Advantages of running as an SSI, vs. as a cronjob on the server log:
* Logfile is much smaller because only page requests are logged (not graphics, .css, .js, favicon, etc.) so the logfiles are much smaller, and can be processed much faster and with much less memory. (A "real" logfile" is 33Mb, my custom logfile would be only around 4Mb.)
Downsides of running as an SSI, vs. as a cronjob on the server log:
* Can't control when the program runs. It'll run more frequently than necessary when there's heavy traffic.
* Misses any bots that go after images only.
Okay, discuss. :)
After sleeping on it I thought of some improvements.
I can do *both* SSI calls to a script *and* use a cronjob to get the best of both worlds.
- 1. Whenever a page is requested, an SSI logs the page request, but doesn't look for bots.
- 2. I have a separate cronjob that analyzes the logfile to check for bots.
This separation means that I'm not bogging down the server by running a bot check on every single page request. I can set the bot check to run every minute, or every 5 minutes, or whatever.
But putting the botcheck call into crontab means that the most frequently I can run is every minute. Crontab doesn't seem to support running a program more frequently than that. That's slower than I'd originally planned, but probably good enough.
Another improvement is to keep TWO logfiles: one for requests in the last hour, and another for requests in the last 24 hours. The latter file will be bigger and take more time and memory to process, so it's better if we run the bot check on *that* file infrquently. I'll analyze requests made in the last hour every minute, but requests made in the last 24 hours need only get analyzed every hour or so.

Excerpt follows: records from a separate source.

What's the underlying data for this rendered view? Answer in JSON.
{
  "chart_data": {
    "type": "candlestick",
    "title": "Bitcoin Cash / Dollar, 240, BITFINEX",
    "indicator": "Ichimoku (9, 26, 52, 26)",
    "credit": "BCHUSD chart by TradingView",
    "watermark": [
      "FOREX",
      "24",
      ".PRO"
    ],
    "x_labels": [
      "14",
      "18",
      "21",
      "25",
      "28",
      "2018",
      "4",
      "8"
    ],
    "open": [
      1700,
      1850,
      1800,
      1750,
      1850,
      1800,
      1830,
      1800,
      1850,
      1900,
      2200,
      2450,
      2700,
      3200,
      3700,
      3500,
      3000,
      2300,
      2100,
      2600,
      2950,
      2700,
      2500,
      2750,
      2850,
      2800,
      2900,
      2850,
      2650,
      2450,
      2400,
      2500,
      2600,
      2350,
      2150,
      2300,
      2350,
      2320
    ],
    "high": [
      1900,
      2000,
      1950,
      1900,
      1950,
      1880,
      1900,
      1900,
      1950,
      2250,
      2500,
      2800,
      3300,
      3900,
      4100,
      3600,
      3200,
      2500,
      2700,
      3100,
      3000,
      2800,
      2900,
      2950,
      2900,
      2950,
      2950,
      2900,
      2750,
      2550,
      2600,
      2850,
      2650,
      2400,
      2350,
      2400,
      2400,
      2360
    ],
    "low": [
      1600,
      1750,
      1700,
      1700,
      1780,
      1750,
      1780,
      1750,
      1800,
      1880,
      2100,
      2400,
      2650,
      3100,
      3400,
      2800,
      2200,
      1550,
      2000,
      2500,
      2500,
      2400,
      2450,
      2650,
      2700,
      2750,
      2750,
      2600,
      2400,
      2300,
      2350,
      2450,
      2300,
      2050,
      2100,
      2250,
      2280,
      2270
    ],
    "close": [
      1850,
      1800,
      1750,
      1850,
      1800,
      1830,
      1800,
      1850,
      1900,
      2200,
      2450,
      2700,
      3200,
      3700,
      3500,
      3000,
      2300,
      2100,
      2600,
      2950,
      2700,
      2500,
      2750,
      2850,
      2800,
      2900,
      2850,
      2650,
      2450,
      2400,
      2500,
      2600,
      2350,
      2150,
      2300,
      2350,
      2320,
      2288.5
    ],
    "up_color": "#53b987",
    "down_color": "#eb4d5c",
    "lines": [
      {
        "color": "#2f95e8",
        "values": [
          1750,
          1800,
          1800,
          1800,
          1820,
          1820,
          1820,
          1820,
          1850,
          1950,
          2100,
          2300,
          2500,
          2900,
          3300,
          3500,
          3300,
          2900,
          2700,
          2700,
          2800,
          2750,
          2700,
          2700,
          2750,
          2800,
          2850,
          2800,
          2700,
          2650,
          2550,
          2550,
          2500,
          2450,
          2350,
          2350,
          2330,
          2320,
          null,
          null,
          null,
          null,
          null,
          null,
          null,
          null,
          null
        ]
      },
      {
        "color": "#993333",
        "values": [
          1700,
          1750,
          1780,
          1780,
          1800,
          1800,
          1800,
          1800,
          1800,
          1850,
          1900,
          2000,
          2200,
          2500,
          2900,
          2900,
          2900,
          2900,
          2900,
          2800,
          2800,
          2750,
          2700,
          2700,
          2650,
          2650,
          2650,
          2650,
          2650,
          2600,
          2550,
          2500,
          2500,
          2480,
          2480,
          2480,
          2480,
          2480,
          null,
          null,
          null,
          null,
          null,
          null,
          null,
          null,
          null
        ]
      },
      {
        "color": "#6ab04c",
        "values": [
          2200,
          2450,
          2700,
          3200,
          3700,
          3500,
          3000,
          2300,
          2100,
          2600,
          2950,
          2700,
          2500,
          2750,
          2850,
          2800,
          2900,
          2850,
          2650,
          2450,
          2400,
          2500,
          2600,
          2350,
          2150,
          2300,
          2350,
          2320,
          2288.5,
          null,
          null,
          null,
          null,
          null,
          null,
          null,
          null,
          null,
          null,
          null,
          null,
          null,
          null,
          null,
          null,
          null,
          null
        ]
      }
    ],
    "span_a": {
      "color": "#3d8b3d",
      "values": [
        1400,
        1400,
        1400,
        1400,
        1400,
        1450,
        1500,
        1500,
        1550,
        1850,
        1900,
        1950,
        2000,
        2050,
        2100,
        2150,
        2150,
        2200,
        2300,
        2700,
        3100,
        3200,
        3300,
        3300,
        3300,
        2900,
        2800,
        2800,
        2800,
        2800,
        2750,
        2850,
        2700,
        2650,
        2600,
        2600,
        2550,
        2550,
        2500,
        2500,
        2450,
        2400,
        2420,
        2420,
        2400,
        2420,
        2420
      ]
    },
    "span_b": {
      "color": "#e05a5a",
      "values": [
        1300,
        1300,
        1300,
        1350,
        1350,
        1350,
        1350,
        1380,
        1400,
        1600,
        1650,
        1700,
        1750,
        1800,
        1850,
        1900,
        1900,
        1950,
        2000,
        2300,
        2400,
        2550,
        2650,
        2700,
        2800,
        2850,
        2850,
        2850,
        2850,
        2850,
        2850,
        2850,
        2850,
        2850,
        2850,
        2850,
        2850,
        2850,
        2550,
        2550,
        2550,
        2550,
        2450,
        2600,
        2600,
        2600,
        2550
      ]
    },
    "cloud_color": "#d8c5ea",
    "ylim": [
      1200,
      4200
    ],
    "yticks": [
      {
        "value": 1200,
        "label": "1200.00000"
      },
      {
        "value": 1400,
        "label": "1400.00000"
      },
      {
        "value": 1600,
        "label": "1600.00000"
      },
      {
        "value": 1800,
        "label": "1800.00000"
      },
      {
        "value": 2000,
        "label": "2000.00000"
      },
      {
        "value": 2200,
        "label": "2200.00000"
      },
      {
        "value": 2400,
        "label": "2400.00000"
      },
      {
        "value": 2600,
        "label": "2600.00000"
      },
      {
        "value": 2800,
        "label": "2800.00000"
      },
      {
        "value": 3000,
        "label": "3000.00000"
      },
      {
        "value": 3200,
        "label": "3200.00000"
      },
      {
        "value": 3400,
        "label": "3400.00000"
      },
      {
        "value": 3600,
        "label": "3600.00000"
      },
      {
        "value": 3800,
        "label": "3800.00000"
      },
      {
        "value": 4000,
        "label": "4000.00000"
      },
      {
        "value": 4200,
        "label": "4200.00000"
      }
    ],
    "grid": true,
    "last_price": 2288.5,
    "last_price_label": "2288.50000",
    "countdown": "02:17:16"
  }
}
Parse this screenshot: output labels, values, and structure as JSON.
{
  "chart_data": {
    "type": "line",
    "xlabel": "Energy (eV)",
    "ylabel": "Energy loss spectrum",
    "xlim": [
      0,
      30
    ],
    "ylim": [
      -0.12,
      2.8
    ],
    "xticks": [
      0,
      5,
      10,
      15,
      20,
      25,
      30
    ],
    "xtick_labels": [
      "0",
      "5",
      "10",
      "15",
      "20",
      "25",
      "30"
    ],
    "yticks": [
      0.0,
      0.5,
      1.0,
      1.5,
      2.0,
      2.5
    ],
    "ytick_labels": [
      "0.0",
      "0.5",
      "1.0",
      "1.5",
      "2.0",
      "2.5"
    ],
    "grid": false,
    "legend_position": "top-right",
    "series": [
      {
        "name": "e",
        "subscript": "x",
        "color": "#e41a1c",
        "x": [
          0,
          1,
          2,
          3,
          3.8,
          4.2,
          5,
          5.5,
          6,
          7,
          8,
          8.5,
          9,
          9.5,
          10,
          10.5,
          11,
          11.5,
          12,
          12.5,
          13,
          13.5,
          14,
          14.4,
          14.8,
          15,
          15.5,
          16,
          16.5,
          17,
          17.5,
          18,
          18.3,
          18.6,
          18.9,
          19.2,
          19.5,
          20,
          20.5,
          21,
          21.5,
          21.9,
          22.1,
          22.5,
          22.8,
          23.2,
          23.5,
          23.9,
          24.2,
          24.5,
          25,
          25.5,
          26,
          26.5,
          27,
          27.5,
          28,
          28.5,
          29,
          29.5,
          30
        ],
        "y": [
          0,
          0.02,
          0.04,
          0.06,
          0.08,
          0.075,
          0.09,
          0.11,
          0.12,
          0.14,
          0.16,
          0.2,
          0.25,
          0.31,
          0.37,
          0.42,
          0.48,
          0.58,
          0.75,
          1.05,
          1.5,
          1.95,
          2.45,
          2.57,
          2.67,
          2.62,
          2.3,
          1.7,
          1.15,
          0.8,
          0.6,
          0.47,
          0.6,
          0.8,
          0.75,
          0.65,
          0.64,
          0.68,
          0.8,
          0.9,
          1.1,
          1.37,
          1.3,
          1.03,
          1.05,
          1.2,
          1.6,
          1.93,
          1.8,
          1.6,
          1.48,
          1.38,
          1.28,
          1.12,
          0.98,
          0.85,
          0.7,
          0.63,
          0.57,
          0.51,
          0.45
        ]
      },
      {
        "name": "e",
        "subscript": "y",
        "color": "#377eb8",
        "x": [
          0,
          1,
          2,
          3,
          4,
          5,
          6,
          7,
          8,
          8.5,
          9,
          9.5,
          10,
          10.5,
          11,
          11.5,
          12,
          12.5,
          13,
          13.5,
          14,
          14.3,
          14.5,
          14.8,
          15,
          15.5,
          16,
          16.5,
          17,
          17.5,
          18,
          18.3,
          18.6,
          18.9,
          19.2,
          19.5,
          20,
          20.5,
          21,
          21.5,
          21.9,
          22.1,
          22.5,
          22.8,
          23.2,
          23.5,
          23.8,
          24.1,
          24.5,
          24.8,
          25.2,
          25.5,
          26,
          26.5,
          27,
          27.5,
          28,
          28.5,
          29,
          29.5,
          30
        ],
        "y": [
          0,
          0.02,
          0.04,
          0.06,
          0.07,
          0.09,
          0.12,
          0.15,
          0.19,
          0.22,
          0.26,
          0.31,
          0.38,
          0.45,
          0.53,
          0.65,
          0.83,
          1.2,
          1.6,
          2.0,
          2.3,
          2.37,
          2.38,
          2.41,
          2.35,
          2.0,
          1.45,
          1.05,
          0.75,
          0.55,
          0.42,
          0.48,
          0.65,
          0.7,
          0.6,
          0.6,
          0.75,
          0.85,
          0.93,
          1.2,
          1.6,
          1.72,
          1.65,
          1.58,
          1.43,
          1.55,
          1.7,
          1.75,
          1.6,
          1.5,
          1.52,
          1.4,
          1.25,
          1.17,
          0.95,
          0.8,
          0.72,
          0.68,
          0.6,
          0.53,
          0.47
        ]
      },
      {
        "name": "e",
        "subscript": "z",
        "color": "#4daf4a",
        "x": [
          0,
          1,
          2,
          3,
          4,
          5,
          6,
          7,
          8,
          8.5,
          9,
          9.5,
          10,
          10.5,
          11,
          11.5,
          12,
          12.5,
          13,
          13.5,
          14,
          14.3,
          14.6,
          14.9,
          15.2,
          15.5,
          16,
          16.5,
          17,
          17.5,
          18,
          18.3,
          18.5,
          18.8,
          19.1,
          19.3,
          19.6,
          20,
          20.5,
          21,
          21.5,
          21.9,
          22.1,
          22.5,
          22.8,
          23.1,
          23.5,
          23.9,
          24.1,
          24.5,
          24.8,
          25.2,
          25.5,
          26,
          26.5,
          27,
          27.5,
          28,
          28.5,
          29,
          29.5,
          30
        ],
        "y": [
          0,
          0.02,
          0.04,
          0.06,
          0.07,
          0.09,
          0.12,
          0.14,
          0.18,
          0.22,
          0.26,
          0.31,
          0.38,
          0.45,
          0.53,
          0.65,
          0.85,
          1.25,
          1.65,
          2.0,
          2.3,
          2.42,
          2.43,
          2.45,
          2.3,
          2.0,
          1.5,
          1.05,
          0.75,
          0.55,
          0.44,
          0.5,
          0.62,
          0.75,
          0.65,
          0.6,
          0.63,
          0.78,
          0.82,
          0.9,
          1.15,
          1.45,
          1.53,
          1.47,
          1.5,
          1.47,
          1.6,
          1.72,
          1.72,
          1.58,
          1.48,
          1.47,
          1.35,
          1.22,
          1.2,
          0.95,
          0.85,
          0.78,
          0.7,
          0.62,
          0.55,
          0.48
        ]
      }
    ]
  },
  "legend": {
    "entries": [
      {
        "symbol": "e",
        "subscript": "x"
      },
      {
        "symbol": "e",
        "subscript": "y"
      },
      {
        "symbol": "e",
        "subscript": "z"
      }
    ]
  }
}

I use a honey-pot that immediately blocks the bad bot.
A link to this HP is placed on every page (dynamic php pages) and is made unique by using a random number as a parameter.?id=<?=rand(1,12000)?>
In a browser these links are hidden (display:none;), so a normal user can't click on them.
Visits to a site are either human or bot. A "good" bot is supposed to read robots.txt. HP urls are blocked in robots.txt.
Usually bad bot don't care about robots.txt. It doesn't that more than 10 requests to trigger the trap.
The honey-pot blocks the originating IP at the firewall level, so I don't have to bother to write a script to check against a list.
[webmasterworld.com...]
[webmasterworld.com...]
But a problem with this method is that bots get a green light as long as they obey robots.txt. I'm sure there are lots of bots I'd prefer to not have on my site, even if they don't go to disallowed directories.
The next step is then to allow only good bots in your robots.txt.
That still catches only bots that respect robots.txt AND announce themselves correctly. It doesn't catch robots that respect robots.txt and impersonate other bots. Granted, a bot that respects robots.txt probably isn't the same kind of bot that spoofs another bot's name, but it might be worth looking for what I'm actually looking for: lots of requests by bots I don't like.
Thanks for the link to the bot-tracking script. I do already have mine working, though, and I prefer mine because I'm familiar with it and can modify it over time as necessary.